L’avertissement que les scientifiques donnent aujourd’hui, Gandhi l’a donné il y a un siècle.
Des illusions telles que le PIB ont été impitoyablement et inconsidérément imposées à l’humanité, nous poussant à violer les limites écologiques de la planète et les limites sociales et éthiques fixées par la dignité humaine et l’égalité entre les hommes.
Le PIB est une mesure erronée.
Le PIB mesure ce qui est extrait et échangé à des fins lucratives, et non ce qui est produit et consommé pour répondre aux besoins essentiels de base, ni la nourriture, l’eau, les ressources et l’énergie qui circulent dans la nature pour soutenir les cycles et les systèmes écologiques. Une illusion et une construction habillée d’un chiffre ne le rendent pas « neutre ». Le PIB a une relation d’extraction à sens unique avec la nature et la société, avec l’économie de la nature et l’économie de la subsistance et des soins.
La « croissance », en tant que moteur de la destruction écologique et de la création de pauvreté, n’est pas mesurée par le PIB.
http://www.kontext-tv.de/en/broadcasts/vandana-shiva-how-growth-creates-poverty-and-climate-chaos
Dans les économies réelles, la vie se développe et s’épanouit, la biodiversité se développe, les plantes se développent, les organismes du sol se développent, les communautés se développent, les enfants se développent, le bien-être et le bonheur se développent.
Dans le monde entier, on s’interroge sur le PIB en tant que mesure.
Le Bhoutan est passé du produit national brut au bonheur national brut et au bien-être.

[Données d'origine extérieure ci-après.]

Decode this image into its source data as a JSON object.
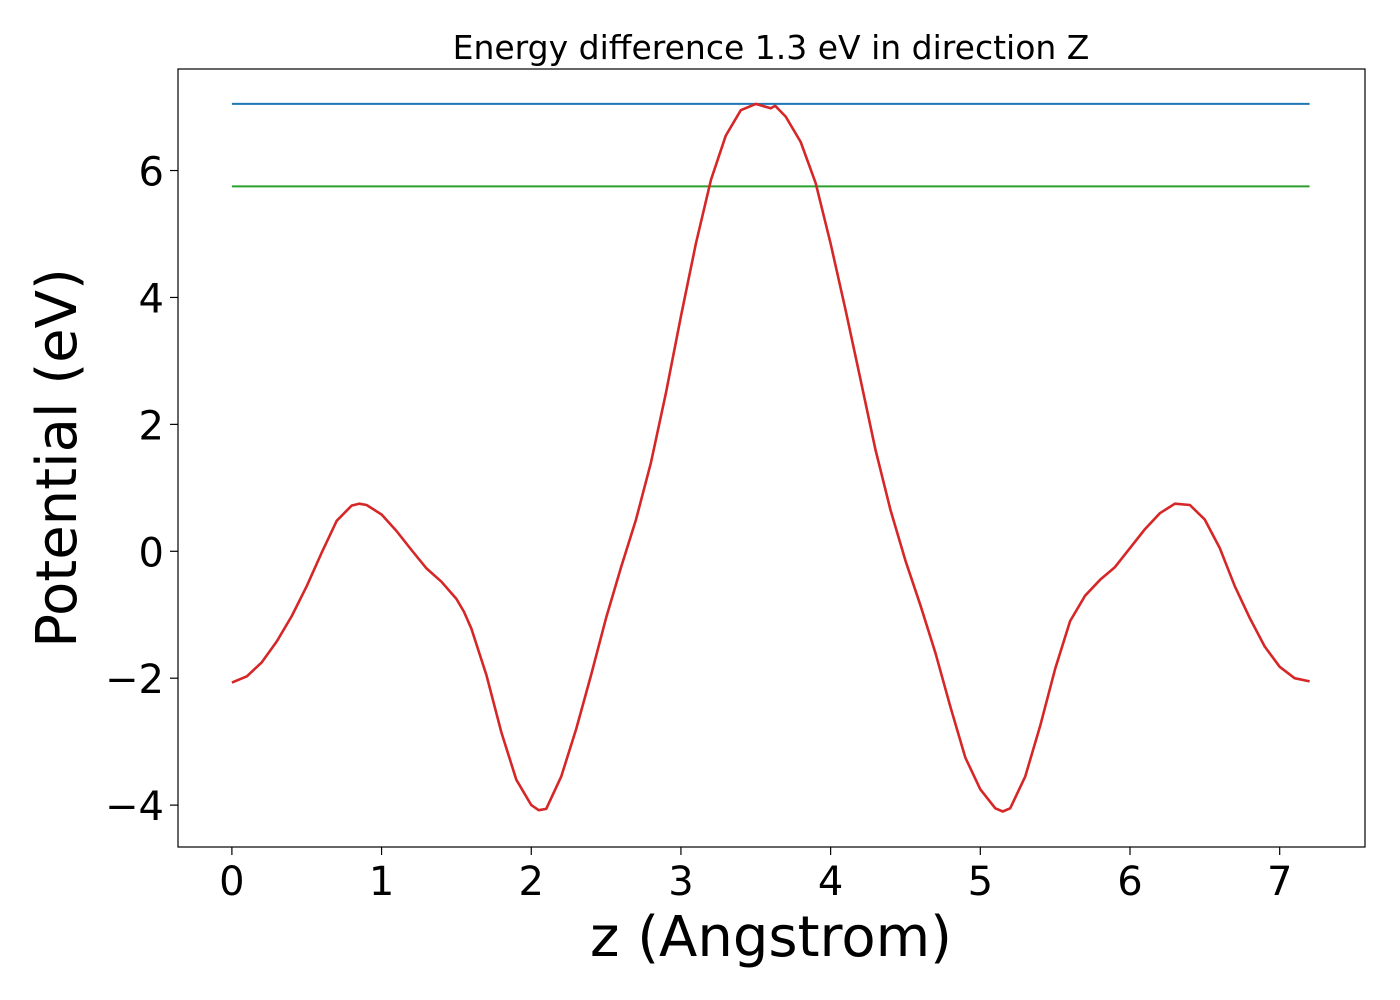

Une commission présidée par Joe Stiglitz et conseillée par Amartya Sen a été mise en place par le président français Nicolas Sarkozy pour examiner les limites du produit intérieur brut (PIB). Le rapport final de la Commission sur la mesure de la performance économique et du progrès social appelle à une meilleure information et à des mesures plus riches que le PIB pour guider la politique économique, évaluer le progrès social et examiner quelles autres mesures devraient être utilisées pour évaluer la qualité de vie. La Commission Sarkozy lance un appel pour de meilleures données et des mesures plus fortes.
La Nouvelle-Zélande a créé un « budget bien-être » qui privilégie le bien-être à la croissance économique.
En tant que citoyens de la Terre, nous pouvons nous éloigner des prisons que constituent les constructions trompeuses des puissants, comme le PIB, qui cachent une avidité sans limites. Nous pouvons retourner à la Terre, et à travers notre Terre, vivre notre plein potentiel humain avec d’autres êtres.
Dans un monde vivant et interconnecté, la simplicité nous montre le chemin de la satisfaction, du bonheur et du bien-être sans violer les droits des autres. Le sens et la satisfaction de la vie viennent de l’« être » et non de l’« avoir », des relations ou de l’attention, de la compassion et de la mutualité, et non de l’accumulation de « choses » et de l’appropriation violente de la richesse des autres.
La simplicité est la conscience et la conscience de l’« Unité » et de la « Suffisance ».
Comme je l’ai écrit dans mon livre « Making Peace with the Earth » (Faire la paix avec la Terre) :
La « suffisance » est devenue vitale pour l’expérience d’une liberté qui inclut la liberté de tous les êtres et de toutes les personnes.
La « suffisance » crée les conditions de la paix, tant la paix avec la nature que la paix entre les hommes. La cupidité est à l’origine des conflits liés aux ressources, des guerres avec la Terre et des guerres contre l’homme.
La « suffisance » est basée sur le souci de la Terre et de la société. Cette attention crée l’impératif du partage, de la récupération des biens communs. Et une culture du partage est une culture de la paix.
La « suffisance » est la base de la démocratie et de la citoyenneté terrestres.